5. The AFSI must ensure a rights-based approach to food security and nutrition, embracing inclusivity, transparency and civic participation also on definition of clear and measurable targets. Right-based processes and principles of mutual accountability considering the impact on marginalised groups – including women, youth, Indigenous Peoples – and smallholder farmers, must be front and centre of AFSI. Fair prices and wages for agriculture production as well as sustainable and territorial food systems and accessible financing should be considered rights, and not privileges, conferred onto low-income countries and farmers.

  1. The AFSI must align with and strengthen the UN Committee on World Food Security (CFS), as the multiplication of initiatives risks leading to the fragmentation of food governance. G7 members must recognize and support the CFS as the leading international, multi-actor, and intergovernmental policy platform on food security and nutrition, which can ensure quality analysis, independence, and democratic participation in decision-making processes on foodsystems.
  2. The G7 must improve international financial architecture and fiscal space for food security andnutrition by ensuring accessible adequate climate finance to smallholders; cancelling unjust and unsustainable debt to make fiscal space for critical health, climate, food systems transformation and SDGs investments by governments in the Global South; providing quality finance that avoids exacerbating debt crises, by increasing the share of grants instead of loans and by focusing on the provision of public finance for food systems transformation instead of relying on profit-driven private investment; ensuring a robust IDA21 replenishment; supporting tax revenue collection by LIC governments, and allocating sufficient SDRs for LICs.

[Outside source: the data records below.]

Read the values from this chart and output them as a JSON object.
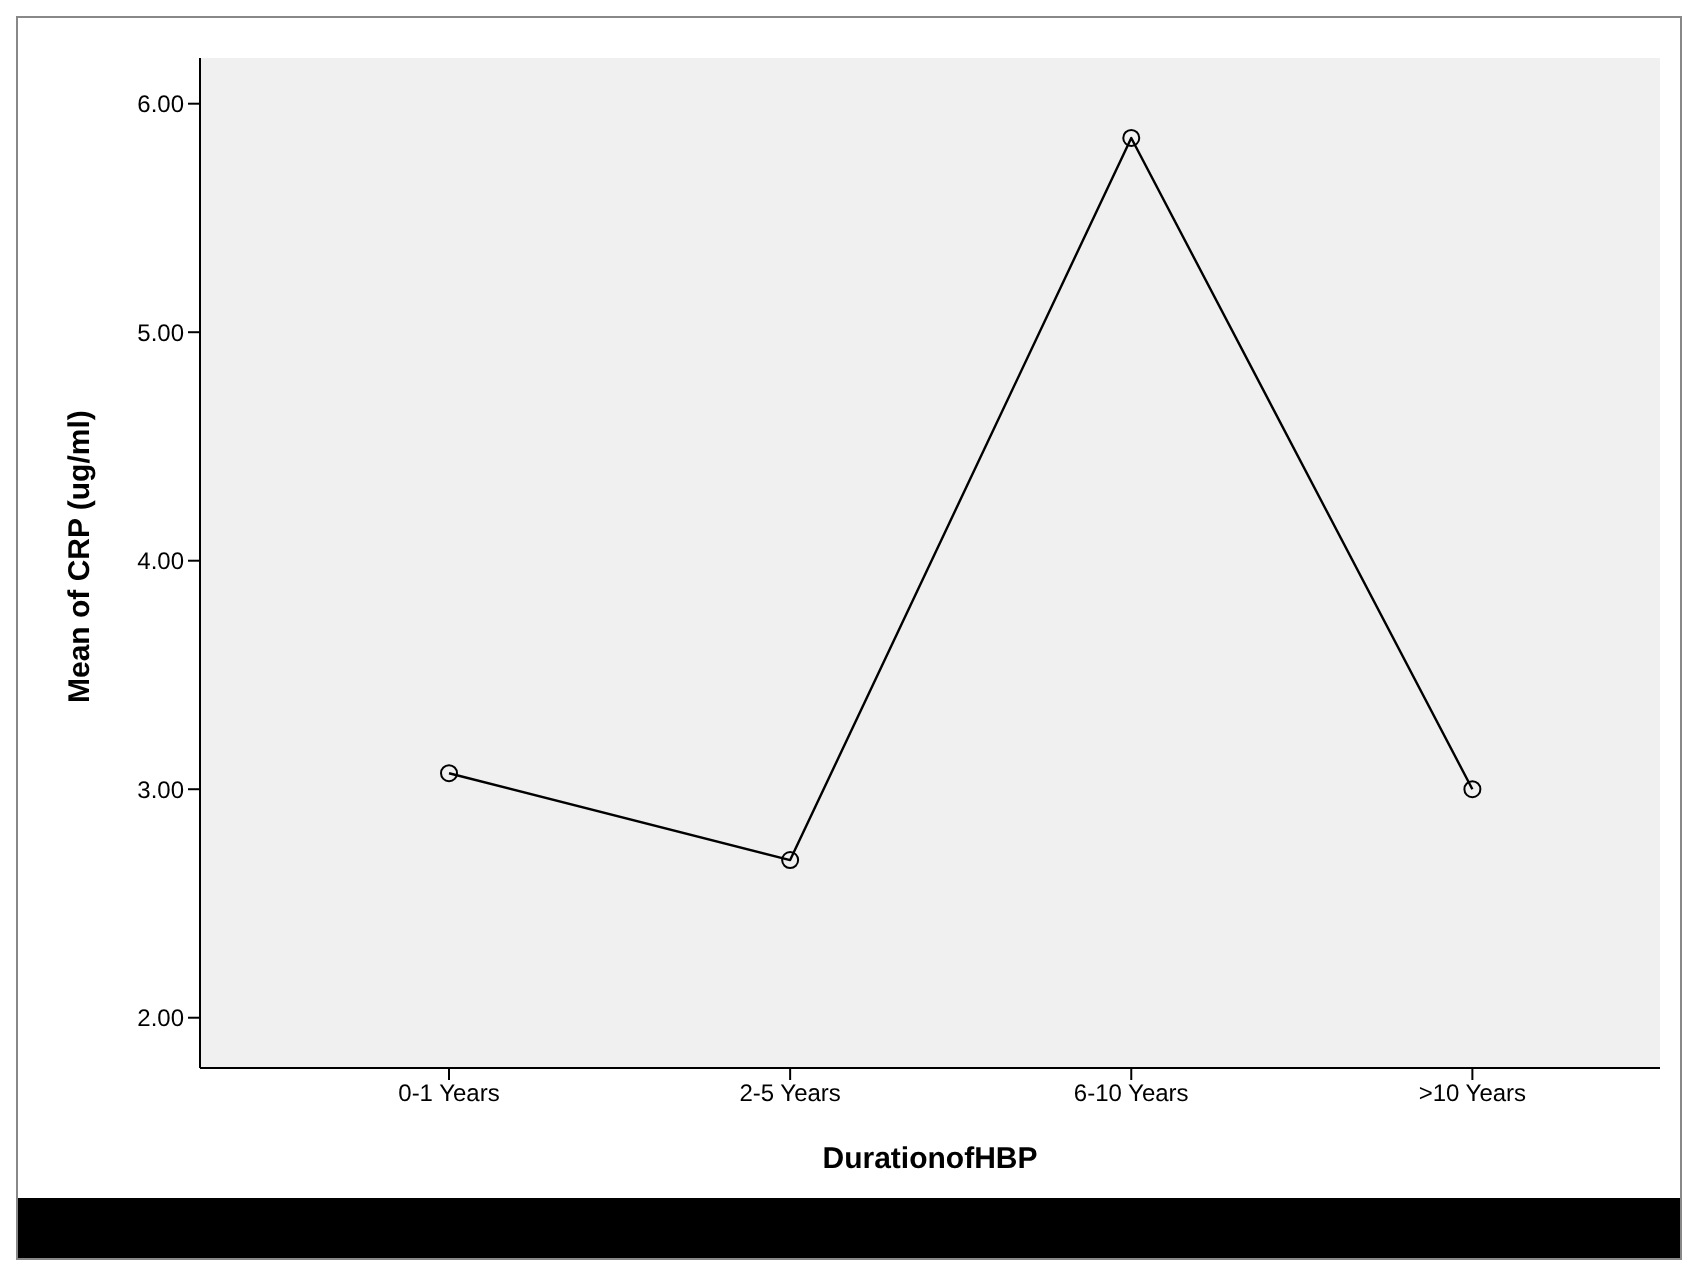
{
  "chart_data": {
    "type": "line",
    "xlabel": "DurationofHBP",
    "ylabel": "Mean of CRP (ug/ml)",
    "categories": [
      "0-1 Years",
      "2-5 Years",
      "6-10 Years",
      ">10 Years"
    ],
    "series": [
      {
        "color": "#000000",
        "values": [
          3.07,
          2.69,
          5.85,
          3.0
        ]
      }
    ],
    "ylim": [
      1.78,
      6.2
    ],
    "yticks": [
      {
        "value": 2,
        "label": "2.00"
      },
      {
        "value": 3,
        "label": "3.00"
      },
      {
        "value": 4,
        "label": "4.00"
      },
      {
        "value": 5,
        "label": "5.00"
      },
      {
        "value": 6,
        "label": "6.00"
      }
    ],
    "grid": false,
    "marker": "circle",
    "line_style": "solid",
    "legend": false
  }
}
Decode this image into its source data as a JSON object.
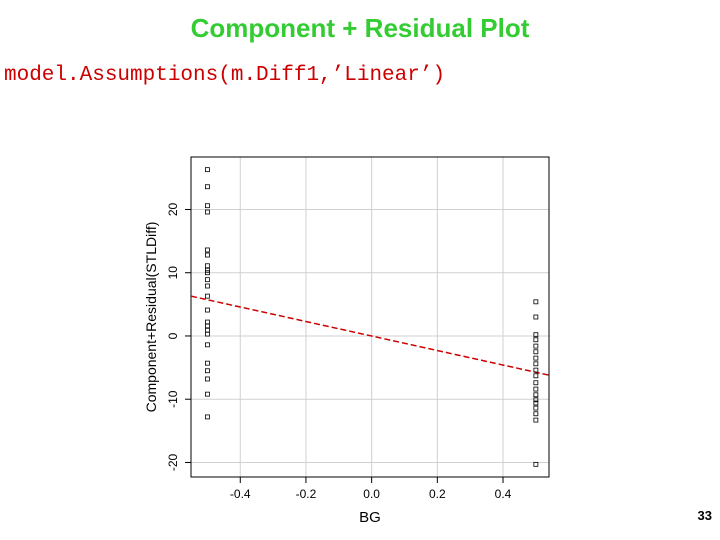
{
  "slide": {
    "title": "Component + Residual Plot",
    "code": "model.Assumptions(m.Diff1,’Linear’)",
    "page_number": "33"
  },
  "chart_data": {
    "type": "scatter",
    "x_label": "BG",
    "y_label": "Component+Residual(STLDiff)",
    "x": [
      -0.5,
      -0.5,
      -0.5,
      -0.5,
      -0.5,
      -0.5,
      -0.5,
      -0.5,
      -0.5,
      -0.5,
      -0.5,
      -0.5,
      -0.5,
      -0.5,
      -0.5,
      -0.5,
      -0.5,
      -0.5,
      -0.5,
      -0.5,
      -0.5,
      -0.5,
      -0.5,
      0.5,
      0.5,
      0.5,
      0.5,
      0.5,
      0.5,
      0.5,
      0.5,
      0.5,
      0.5,
      0.5,
      0.5,
      0.5,
      0.5,
      0.5,
      0.5,
      0.5,
      0.5,
      0.5
    ],
    "values": [
      26.3,
      23.6,
      20.6,
      19.6,
      13.6,
      12.8,
      11.1,
      10.4,
      10.0,
      8.9,
      7.9,
      6.3,
      4.1,
      2.2,
      1.6,
      0.9,
      0.3,
      -1.4,
      -4.3,
      -5.5,
      -6.8,
      -9.2,
      -12.8,
      5.4,
      3.0,
      0.2,
      -0.6,
      -1.6,
      -2.5,
      -3.5,
      -4.4,
      -5.4,
      -6.3,
      -7.4,
      -8.4,
      -9.3,
      -10.1,
      -10.6,
      -11.4,
      -12.3,
      -13.3,
      -20.3
    ],
    "color": "#000000",
    "fit": {
      "x": [
        -0.55,
        0.54
      ],
      "values": [
        6.3,
        -6.2
      ],
      "color": "#cc0000"
    },
    "xlim": [
      -0.55,
      0.54
    ],
    "ylim": [
      -22.3,
      28.3
    ],
    "xticks": [
      -0.4,
      -0.2,
      {
        "value": 0,
        "label": "0.0"
      },
      0.2,
      0.4
    ],
    "yticks": [
      -20,
      -10,
      0,
      10,
      20
    ],
    "grid": true
  }
}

  3. The PGII shouldn’t pave the way for the use of public funding to subsidise the private sector in infrastructure development. Major shortcomings in many similar initiatives are the lack of consultation with local communities – which increases the risk of displacement, human rights violations, and unfair & inadequate compensation – the risk that the choice of the infrastructures to be financed be influenced by private sector interests, and the danger of increasing the indebtedness of the host countries. In our vision, blended finance approaches and collaboration with the private sector should be replaced with support for public sector policies and accountable and transparent public sector financing.
  4. Initiatives aimed at improving access to seeds and improving soils health should enhance sustainable food systems through agroecology and privilege support to peasant seed systems and regenerative approaches to soil management.

In short, as called for in the C7 Communiqué, supporting democratic policy-making rooted in a human rights framework, redirecting trade agreements, market regulations and investments to support food justice, ensuring Policy Coherence for Development, sustaining the agroecology transition and resilient territorial food systems, supporting gender justice, preventing food crises and allocating and operationalising adequate resources for food crises should guide G7 policy and programme engagement.